October 10, 2006

WHOOPING COUGH IS BACK: “State laws that make it easy for children to skip school-required vaccinations may be contributing to whooping cough outbreaks around the country, a study suggests. . . . Compared with stricter states, those with easy exemption policies had about 50 percent more whooping cough cases, according to the study. Also, about 50 percent more people got whooping cough in states that allowed personal-belief exemptions, compared with those allowing only religious exemptions, the study found.”

I wrote a column on a related topic a while back. It’s here. Bottom line: “Drugmakers get sued for defective products; ‘activists’ and sensational journalists do not. If I were to start a drug company, and peddle a drug with no more evidence of its safety and efficacy than anti-vaccine activists and their media allies had to peddle their approach, and if as many people were made sick, or killed, as a result, I’d probably be in jail now. So where’s the accountability for the people whose bogus claims and hysterical coverage led to this situation? Nowhere in sight. With that sort of an incentive structure, we’re lucky that we’re not in worse shape.”

UPDATE: Reader Paul Strasser emails:

Take it from an adult who got whooping cough two summers ago. It sucks, big time.

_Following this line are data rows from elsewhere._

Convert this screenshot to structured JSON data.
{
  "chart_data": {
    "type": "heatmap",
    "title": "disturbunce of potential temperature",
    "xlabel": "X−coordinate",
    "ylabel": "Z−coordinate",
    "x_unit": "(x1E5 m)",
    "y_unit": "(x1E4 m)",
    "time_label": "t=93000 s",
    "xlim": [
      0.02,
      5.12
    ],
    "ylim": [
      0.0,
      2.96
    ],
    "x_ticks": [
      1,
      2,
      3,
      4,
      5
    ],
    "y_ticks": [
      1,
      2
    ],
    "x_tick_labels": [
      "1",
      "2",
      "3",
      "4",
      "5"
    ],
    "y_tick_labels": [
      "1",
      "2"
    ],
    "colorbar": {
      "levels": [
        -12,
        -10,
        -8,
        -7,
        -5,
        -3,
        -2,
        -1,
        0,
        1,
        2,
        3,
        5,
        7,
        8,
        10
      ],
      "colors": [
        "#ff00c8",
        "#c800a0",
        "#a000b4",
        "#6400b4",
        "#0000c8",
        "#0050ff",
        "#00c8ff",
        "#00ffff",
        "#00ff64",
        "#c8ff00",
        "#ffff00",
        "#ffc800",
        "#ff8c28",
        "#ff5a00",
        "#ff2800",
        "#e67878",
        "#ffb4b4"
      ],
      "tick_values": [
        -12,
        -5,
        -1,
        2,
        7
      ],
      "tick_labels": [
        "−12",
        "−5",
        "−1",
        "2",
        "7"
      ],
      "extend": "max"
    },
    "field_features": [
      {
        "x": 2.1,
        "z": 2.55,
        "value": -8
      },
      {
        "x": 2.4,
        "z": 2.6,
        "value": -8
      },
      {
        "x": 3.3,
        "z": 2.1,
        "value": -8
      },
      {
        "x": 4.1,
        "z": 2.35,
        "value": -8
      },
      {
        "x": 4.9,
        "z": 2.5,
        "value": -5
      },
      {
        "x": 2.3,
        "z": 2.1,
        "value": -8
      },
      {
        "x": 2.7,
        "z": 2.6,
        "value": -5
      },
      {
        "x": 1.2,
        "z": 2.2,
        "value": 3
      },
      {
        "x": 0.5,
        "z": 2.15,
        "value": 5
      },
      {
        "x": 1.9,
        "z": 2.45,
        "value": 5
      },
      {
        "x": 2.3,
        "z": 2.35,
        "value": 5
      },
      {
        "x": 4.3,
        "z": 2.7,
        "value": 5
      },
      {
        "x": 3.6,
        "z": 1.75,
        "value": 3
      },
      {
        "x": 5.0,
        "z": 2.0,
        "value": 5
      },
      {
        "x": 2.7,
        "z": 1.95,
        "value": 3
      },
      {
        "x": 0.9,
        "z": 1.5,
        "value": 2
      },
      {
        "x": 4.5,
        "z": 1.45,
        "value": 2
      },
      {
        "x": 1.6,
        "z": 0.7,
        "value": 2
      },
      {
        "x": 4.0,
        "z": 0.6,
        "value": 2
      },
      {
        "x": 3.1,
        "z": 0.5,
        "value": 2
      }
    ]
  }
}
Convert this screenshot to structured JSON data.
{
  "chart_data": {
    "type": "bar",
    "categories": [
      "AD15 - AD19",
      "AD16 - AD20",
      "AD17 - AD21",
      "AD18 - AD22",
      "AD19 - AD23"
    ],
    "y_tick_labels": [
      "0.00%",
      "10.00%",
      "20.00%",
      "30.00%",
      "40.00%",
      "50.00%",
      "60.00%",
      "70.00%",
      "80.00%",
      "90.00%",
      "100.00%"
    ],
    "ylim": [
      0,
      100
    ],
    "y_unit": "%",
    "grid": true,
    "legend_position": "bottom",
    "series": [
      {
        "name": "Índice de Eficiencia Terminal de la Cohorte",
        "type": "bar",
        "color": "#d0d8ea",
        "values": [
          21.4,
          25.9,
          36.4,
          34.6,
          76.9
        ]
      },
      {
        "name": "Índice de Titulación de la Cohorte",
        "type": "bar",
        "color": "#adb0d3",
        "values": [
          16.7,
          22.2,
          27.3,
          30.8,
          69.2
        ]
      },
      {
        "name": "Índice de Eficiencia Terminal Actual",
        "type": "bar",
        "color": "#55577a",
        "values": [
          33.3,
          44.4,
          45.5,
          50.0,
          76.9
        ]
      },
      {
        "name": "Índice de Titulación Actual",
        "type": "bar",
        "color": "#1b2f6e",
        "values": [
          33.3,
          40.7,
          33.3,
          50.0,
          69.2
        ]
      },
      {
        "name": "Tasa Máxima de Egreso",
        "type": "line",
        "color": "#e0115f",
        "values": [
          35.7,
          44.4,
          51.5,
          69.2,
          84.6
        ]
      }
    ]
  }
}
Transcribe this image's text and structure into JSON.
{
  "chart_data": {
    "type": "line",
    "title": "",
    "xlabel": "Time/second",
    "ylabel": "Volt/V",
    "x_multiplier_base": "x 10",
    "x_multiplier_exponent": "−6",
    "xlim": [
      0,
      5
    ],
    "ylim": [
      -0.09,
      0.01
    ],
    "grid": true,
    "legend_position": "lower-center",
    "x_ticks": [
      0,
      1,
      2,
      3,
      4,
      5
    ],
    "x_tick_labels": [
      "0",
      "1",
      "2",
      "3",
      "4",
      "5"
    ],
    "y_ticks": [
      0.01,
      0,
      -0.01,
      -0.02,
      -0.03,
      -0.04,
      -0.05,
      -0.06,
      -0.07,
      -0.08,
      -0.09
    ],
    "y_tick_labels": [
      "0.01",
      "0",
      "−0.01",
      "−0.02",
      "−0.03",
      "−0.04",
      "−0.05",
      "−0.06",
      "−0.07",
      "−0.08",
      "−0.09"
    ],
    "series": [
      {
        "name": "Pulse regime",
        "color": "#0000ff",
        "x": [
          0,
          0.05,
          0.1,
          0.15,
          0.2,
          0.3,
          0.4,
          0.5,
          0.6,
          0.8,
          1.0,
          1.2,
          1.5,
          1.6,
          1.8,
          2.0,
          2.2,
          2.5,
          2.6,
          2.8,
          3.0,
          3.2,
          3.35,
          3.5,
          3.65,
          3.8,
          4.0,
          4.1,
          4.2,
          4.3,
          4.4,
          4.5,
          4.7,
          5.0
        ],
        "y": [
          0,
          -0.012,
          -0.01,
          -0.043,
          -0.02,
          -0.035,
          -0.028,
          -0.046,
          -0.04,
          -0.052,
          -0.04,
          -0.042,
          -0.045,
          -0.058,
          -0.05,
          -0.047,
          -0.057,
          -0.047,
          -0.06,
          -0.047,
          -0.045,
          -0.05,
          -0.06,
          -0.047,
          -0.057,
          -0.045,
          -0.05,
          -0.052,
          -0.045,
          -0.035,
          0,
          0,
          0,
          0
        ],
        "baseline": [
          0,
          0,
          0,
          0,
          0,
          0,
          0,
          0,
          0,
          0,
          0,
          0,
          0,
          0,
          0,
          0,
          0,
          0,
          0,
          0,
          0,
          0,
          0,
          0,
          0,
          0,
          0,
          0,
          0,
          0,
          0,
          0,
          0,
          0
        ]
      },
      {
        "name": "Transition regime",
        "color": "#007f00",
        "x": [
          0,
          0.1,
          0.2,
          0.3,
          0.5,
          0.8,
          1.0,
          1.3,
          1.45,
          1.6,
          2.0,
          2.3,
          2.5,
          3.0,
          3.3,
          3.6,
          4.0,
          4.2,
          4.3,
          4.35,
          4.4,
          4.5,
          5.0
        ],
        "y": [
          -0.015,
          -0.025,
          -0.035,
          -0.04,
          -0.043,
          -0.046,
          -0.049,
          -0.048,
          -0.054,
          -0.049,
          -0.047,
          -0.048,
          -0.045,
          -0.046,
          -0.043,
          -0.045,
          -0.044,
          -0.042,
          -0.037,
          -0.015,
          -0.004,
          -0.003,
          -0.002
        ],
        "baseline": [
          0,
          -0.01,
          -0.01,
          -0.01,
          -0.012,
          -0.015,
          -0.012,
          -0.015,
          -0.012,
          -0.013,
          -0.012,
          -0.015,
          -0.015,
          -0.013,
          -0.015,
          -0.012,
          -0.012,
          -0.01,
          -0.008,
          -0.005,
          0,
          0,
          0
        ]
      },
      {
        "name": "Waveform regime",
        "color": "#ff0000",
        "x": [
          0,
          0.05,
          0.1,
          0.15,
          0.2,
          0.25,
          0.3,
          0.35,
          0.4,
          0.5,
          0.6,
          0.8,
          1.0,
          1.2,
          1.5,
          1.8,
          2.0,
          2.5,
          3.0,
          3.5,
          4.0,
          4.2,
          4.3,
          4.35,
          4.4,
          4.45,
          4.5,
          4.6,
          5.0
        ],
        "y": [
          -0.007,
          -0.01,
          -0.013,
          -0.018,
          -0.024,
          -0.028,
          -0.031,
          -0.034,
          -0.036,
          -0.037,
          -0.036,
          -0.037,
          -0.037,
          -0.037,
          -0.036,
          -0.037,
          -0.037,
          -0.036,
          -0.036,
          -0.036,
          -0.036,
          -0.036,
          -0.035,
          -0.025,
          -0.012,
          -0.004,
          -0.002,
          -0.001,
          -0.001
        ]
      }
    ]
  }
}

My son first got it from some kid at school whose parents believed that the vaccine was dangerous. The kid got it, and transferred it to my son, who then gave it to me. It was god-awful. But even worse was listening to my son cough so loud, so hard, then actually have to gasp and gulp for a breath of air – every few minutes you think your child is suffocating. Every time he did this (and he was a trooper, bless his soul) I silently swore a blood oath against those damn parents who think that vaccines are evil. No, the parents were inconsiderate, stupid bastards.

Yes, both my son and I had our vaccines.

The vaccines, alas, aren’t perfect — and because of that, it’s important that enough people be vaccinated to prevent transmission. If you don’t have enough vaccinated people to produce “herd immunity” then the level of protection is lower for everyone, even those who get the shots.